Monday, January 4, 2016

The Minotaur Heresy

Following up on yesterday's post, this one explores more background for the Church of Ptah by adding some familiar elements from Greek mythology.

-Nate



The Minotaur Heresy
Legend has it that, back on their original homeworld, followers of Ptah revered a sacred bull. That animal was considered to be a partial manifestation of the deity, and thus was treated like royalty. When it came to pass that this animal died, the priests would search far and wide until they discovered a new incarnation of the bull and brought it back to their temple.

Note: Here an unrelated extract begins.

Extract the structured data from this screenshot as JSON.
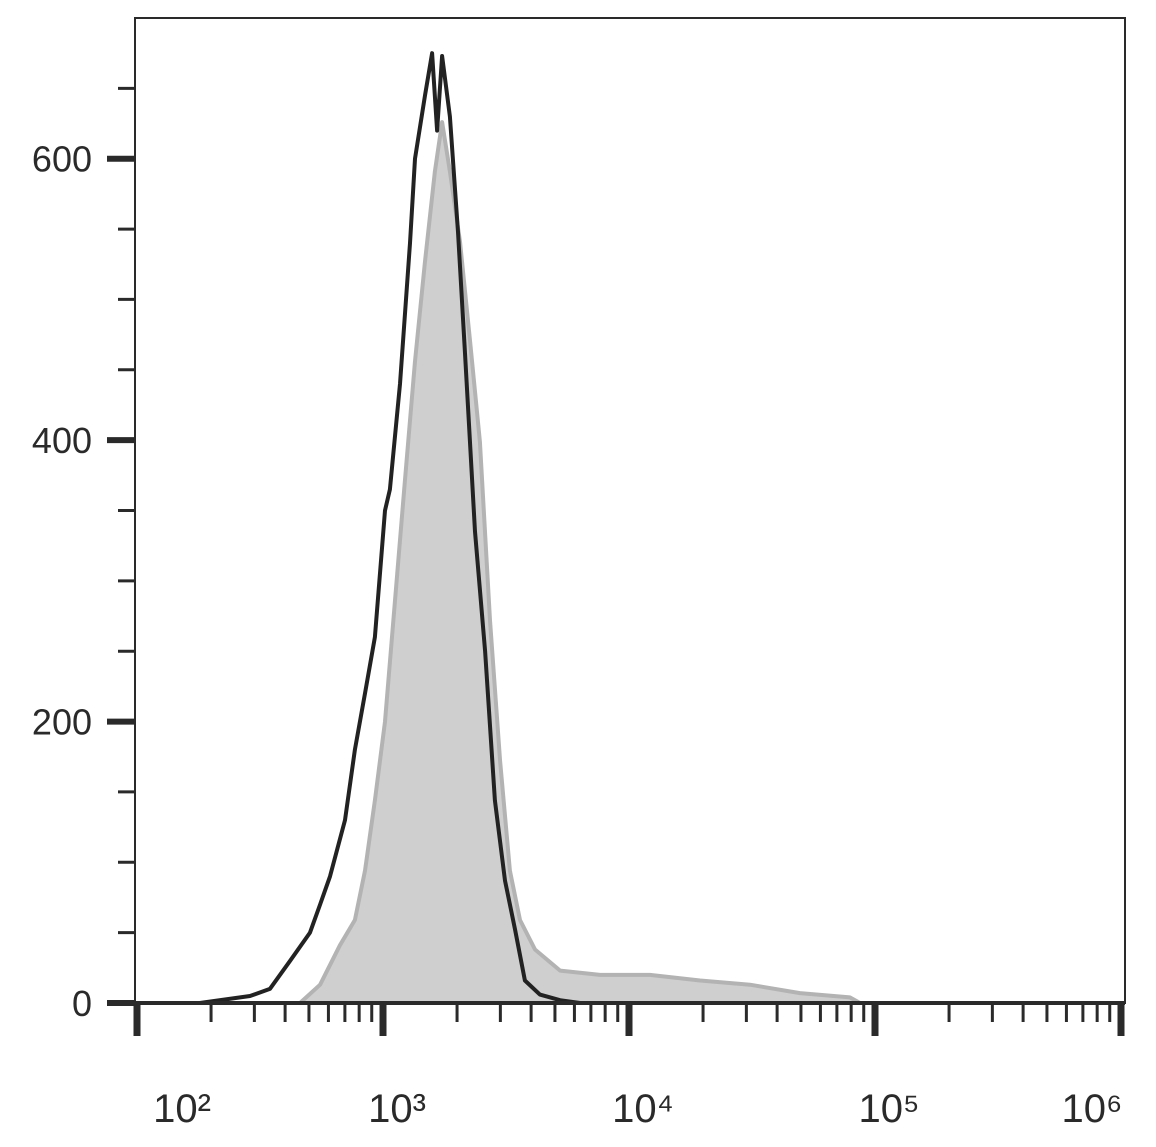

Other stories, however, tell a much more complicated tale, and one that is driven by carnal lust and the desire to gain unimaginable power. According to that tradition, the bull one time appeared on a remote island, walking up out of the sea. The local king knew what it was, but failed to turn it over to the priesthood; instead, he kept it as part of his own livestock. As punishment, the king's god caused his wife, the queen, to become enamored of the bull. Indeed, such was her infatuation with it that she paid a local craftsman to create a device that allowed her to couple with it. She became pregnant from that illicit union, and the result was a human with the head of a bull—the first minotaur. The legends go on to say that the king had this monster imprisoned in a subterranean labyrinth, indeed one that was built by the very same craftsman who had assisted the queen. There it remained, fed with a steady supply of sacrificial victims, until a brave hero came along to slay it. That, it would seem, was the end of that.



Demonic Influence?
The truth of the matter may not be so simple, however. Some say that the queen was not driven by simple, bestial lust, but by a desire to gain tremendous power by coupling with a manifestation of the deity. Others maintain, however, that she had succumbed to the temptations of the demon lord Baphomet, and thus that all of the monsters descended from her progeny are inherently evil.

Among the minotaurs, this has led to a rift in their society. On the one side are those who embrace wickedness and cruelty, and that strive to serve evil masters in order to gain the fiendish power that should have been their birthright. On the other side are those who believe themselves to be descended from Ptah, and therefore who seek to discover the mysteries of the universe in order to better understand the nature of the ancestor and Maker. The latter group views the description of the labyrinth as an analogy for the mysteries of the universe, with space itself being the walls of the maze.